You never know when a magical moment might come along, and sometimes it happens exactly when you least expect it. That was the case in the mountains as I crossed a large clear-cut area where pine forest had been reduced to stumps and weeds.

That open area was sizzling and the glare was awful. Entering it from the forest had been like stepping from a cathedral into a Wal-Mart parking lot. I just kept my eyes on the dust hoping for an interesting track.

Suddenly I sensed some kind a change that was much more subtle than a shift of key in a fugue. There was something about the light, and a shimmering kind of movement...

At my side, all along the road, chest-high Yellow Salsify, TRAGOPOGON DUBIUS, was fruiting. Hundreds of spherical fruiting heads more than three inches across, each head composed of dozens of slender fruits topped with off-white fuzz parachutes, glowed dazzlingly in the intense sunlight and nodded in the day's breezes. You can see how large those heads are -- like oversized Dandelion "puffballs" -- on Wikipedia's Tragopogon dubius page.

The intensely bright, dancing globes of light atop slender stems appeared to hang beside me at different levels like lights inside a Christmas tree, each globe dancing with its own wind.
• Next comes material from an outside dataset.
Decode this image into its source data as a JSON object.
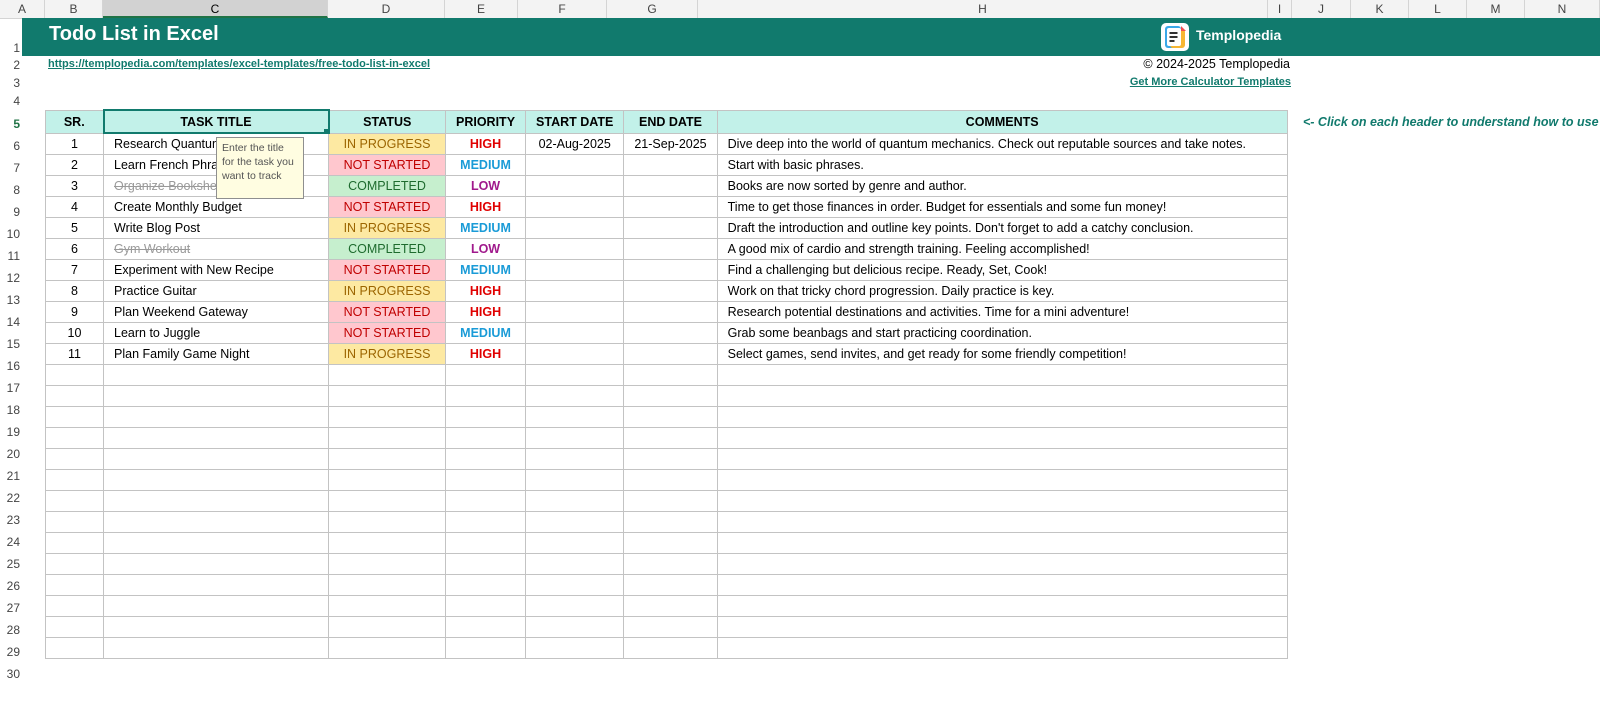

Sometimes a cooling breeze came along catching just right in a single fruit's parachute and that little tuft of sunlight-fuzz would launch out over the field shining like a Walt-Disney fairy.

So, I happened to be present at the exact moment in the local Yellow Salsifys' lifecycle when their fruiting heads reached maturity, and the exact time of day when it had grown hot and dry enough to be perfect for fruits to be released. Down below at Fred's the peak of Yellow Salsify fruiting season had passed a month earlier but then, despite having passed hundreds of fruiting heads every day, I'd never experienced a Yellow Salsify moment like this.

Long I stood, sometimes rogue breezes shattering entire Yellow Salsify heads all at once, making them crumble on the wind like big, dry snowflakes on a windshield, then whole squadrons of parachutes would float off to who-knows-where, each little future Yellow Salsify alone and full of promise.

Sometimes the parachuted fruits accumulated against clumps of grass and inside large spider-webs. What a plague those fruits and their fuzz were to the spiders that day! But, the ones who caught the right currents of air went far, far, far, and I watched them as long as I could.